Fark ettim ki, zamanla eksiliyordun içimden ve günü geldiğinde aklımın hiçbir köşesinde adınla uyuşan bir şey kalmayacaktı. Veya ben öyle sandım…
Seni içimden söküp atamadıkça, tam olarak yaşıyor sayılmazdım. Sabırla, sevgiyle, emekle büyüttüğün çiçeklerin etrafında büyüyen yabani otlar gibiydin.

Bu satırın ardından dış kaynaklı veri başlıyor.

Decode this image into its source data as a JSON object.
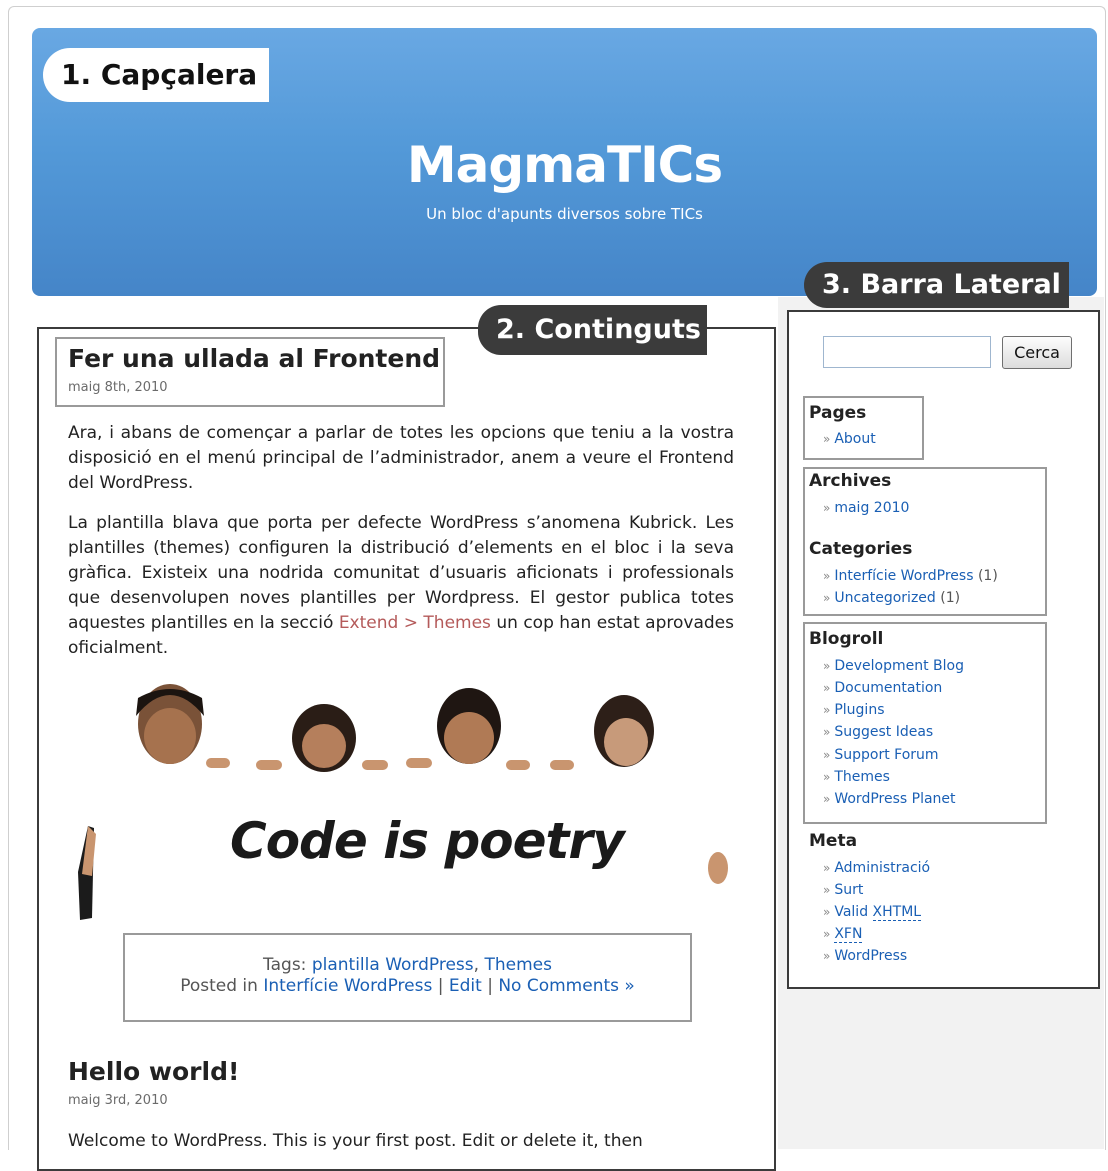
{
  "annotations": {
    "header": "1. Capçalera",
    "content": "2. Continguts",
    "sidebar": "3. Barra Lateral"
  },
  "blog": {
    "title": "MagmaTICs",
    "tagline": "Un bloc d'apunts diversos sobre TICs"
  },
  "post1": {
    "title": "Fer una ullada al Frontend",
    "date": "maig 8th, 2010",
    "p1": "Ara, i abans de començar a parlar de totes les opcions que teniu a la vostra disposició en el menú principal de l’administrador, anem a veure el Frontend del WordPress.",
    "p2_text": "La plantilla blava que porta per defecte WordPress s’anomena Kubrick. Les plantilles (themes) configuren la distribució d’elements en el bloc i la seva gràfica. Existeix una nodrida comunitat d’usuaris aficionats i professionals que desenvolupen noves plantilles per Wordpress. El gestor publica totes aquestes plantilles en la secció",
    "p2_link": "Extend > Themes",
    "p2_end": "un cop han estat aprovades oficialment.",
    "image_text": "Code is poetry",
    "tags_label": "Tags:",
    "tag1": "plantilla WordPress",
    "tag_sep": ",",
    "tag2": "Themes",
    "posted_in": "Posted in",
    "category": "Interfície WordPress",
    "sep": "|",
    "edit": "Edit",
    "comments": "No Comments »"
  },
  "post2": {
    "title": "Hello world!",
    "date": "maig 3rd, 2010",
    "p1": "Welcome to WordPress. This is your first post. Edit or delete it, then"
  },
  "sidebar": {
    "search_button": "Cerca",
    "search_value": "",
    "bullet": "»",
    "pages_title": "Pages",
    "pages": [
      {
        "label": "About"
      }
    ],
    "archives_title": "Archives",
    "archives": [
      {
        "label": "maig 2010"
      }
    ],
    "categories_title": "Categories",
    "categories": [
      {
        "label": "Interfície WordPress",
        "count": "(1)"
      },
      {
        "label": "Uncategorized",
        "count": "(1)"
      }
    ],
    "blogroll_title": "Blogroll",
    "blogroll": [
      {
        "label": "Development Blog"
      },
      {
        "label": "Documentation"
      },
      {
        "label": "Plugins"
      },
      {
        "label": "Suggest Ideas"
      },
      {
        "label": "Support Forum"
      },
      {
        "label": "Themes"
      },
      {
        "label": "WordPress Planet"
      }
    ],
    "meta_title": "Meta",
    "meta": [
      {
        "label": "Administració"
      },
      {
        "label": "Surt"
      },
      {
        "pre": "Valid ",
        "abbr": "XHTML"
      },
      {
        "abbr": "XFN"
      },
      {
        "label": "WordPress"
      }
    ]
  },
  "colors": {
    "header_blue": "#5399d8",
    "annotation_dark": "#3b3b3b",
    "link_blue": "#1a5fb4",
    "link_red": "#b45a5a"
  }
}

Kalbimi ısıtacak en ufak bir ışığın bile önünü kesmek için sarmıştın dört yanımı.
Sonunda madem kendi kalbimin kontrolünü devretmişim, o zaman aklımın kontrolünü ele geçireyim dedim. Aldım elime bir bıçak, kalbime açtığın yaralardan daha derin çizikler attım etrafımı sardığın kollarına.
Bir ışık vurdu yüzüme, aralandı kalbim, derin bir nefes aldım. Tam bitti, kurtuldum derken, ayaklarıma dolandı yine o yabani sarmaşık ellerin. Sanki vurdukça büyüdü, vurdukça güçlendi. İki seçeneğim vardı; ben özgürlüğü tercih ettim. Bir anda kurtuldum ellerinden, çıktım dışarı.
Artık hürüm ama kalbimi seninle birlikte o zindanda terk ettim. Şimdi kimi sevmeye çalışsam aşkı parçalıyorum. Denedikçe daha fazla yanılıyorum….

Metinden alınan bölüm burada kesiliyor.